Implementing the scorecard was definitely not something that was created over their morning coffee. It took a lot of time, effort, dedication, and commitment. The benefits certainly supersede the weaknesses. The Balanced Scorecard transformed VWB strategic plan from just a simple document, to a driving factor of the business. It was incorporated into everyone’s daily duties. It provided a framework with leading indicators and shined light on critical aspects of VWB’s business. Whether it was financial or non-financial, it served as the primary measurement tool that validated the results and provided long-term consistency to VWB’s objectives.
When Thomas Schmall began as president in 2007, VWB was facing many challenges. They were haunted by several years of market share decline and financial losses. Schmall knew he needed to formulate a strategy to reverse this trend. Schmall and his executive team decided that the scorecard would be the means to accelerate the acceptance of the new strategy and culture. They wanted to use the scorecard as the primary management tool to change the mindset of the company; essentially be the communicative tool to guide the business from internally and externally. While they knew there would be challenges, they saw the end result being worth it.
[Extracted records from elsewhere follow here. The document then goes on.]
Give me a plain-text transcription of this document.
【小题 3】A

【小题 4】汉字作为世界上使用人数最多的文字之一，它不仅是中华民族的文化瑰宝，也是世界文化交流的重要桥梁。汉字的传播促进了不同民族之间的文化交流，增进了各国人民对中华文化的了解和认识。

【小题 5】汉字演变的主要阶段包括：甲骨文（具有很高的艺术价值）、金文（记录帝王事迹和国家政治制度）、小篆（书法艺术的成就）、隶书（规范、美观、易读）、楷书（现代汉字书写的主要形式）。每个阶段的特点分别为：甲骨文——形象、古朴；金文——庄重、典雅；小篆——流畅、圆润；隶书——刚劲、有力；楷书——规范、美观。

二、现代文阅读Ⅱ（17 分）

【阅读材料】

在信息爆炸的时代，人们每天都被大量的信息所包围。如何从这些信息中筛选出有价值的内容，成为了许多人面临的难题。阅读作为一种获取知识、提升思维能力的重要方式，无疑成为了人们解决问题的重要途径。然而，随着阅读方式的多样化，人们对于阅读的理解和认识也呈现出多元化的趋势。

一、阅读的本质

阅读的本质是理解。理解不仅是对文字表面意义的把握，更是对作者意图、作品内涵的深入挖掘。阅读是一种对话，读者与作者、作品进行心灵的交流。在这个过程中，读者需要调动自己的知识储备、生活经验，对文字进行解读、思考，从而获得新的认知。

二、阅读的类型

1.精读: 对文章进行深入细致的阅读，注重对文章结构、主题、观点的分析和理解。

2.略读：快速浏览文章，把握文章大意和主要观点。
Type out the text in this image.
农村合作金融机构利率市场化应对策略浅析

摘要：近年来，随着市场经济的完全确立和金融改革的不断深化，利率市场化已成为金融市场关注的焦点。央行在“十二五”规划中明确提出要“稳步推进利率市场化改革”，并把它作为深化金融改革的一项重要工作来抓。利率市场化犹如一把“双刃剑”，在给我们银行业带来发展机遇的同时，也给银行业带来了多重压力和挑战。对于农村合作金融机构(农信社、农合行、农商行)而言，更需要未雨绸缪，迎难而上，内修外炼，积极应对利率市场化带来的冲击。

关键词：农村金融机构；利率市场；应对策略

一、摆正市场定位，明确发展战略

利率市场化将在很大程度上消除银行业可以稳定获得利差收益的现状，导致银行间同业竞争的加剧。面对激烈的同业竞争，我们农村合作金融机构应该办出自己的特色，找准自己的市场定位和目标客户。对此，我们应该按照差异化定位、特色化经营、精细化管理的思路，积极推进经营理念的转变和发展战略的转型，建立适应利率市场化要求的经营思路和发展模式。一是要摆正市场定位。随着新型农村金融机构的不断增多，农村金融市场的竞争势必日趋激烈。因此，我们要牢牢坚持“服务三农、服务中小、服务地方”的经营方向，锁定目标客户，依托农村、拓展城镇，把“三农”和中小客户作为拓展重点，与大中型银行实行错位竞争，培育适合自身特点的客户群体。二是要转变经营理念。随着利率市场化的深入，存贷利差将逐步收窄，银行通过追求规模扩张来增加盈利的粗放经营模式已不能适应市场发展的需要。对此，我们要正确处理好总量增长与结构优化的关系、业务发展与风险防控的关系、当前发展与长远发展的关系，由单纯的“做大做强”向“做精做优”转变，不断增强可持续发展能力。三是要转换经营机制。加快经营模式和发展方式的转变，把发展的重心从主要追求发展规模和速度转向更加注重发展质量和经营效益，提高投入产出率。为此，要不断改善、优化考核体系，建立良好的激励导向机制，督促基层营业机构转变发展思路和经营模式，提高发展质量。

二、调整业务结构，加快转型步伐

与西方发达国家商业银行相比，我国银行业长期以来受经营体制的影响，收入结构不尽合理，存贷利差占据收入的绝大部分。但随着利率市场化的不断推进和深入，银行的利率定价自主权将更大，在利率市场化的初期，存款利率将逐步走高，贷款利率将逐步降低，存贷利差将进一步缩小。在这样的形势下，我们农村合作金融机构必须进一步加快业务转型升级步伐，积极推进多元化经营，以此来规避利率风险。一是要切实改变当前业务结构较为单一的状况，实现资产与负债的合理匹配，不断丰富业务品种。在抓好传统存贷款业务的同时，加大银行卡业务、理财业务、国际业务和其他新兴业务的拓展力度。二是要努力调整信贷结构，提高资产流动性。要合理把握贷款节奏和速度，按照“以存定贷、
They needed all hands on deck to make this Act To Win transformation program be successfully and in order to do this, they had to create buy-in.
With the Schmall leading the transformation, and his management team on board, the employees knew something huge was about to be launched. Employee confidence started to be restored because of the constant communication, and the annual result-sharing payment that was equally distributed among non-executives; that was a major motivating factor. Overall, the Balanced Scorecard and Strategy Map changed the company’s strategy and culture immensely and brought VWB back as the leaders in their industry.
Kaplan, Robert S. “Volkswagen do Brasil: Driving Strategy with the Balanced Scorecard (TN).” Harvard Business School Teaching Note 111-143, June 2011. (Revised June 2011.)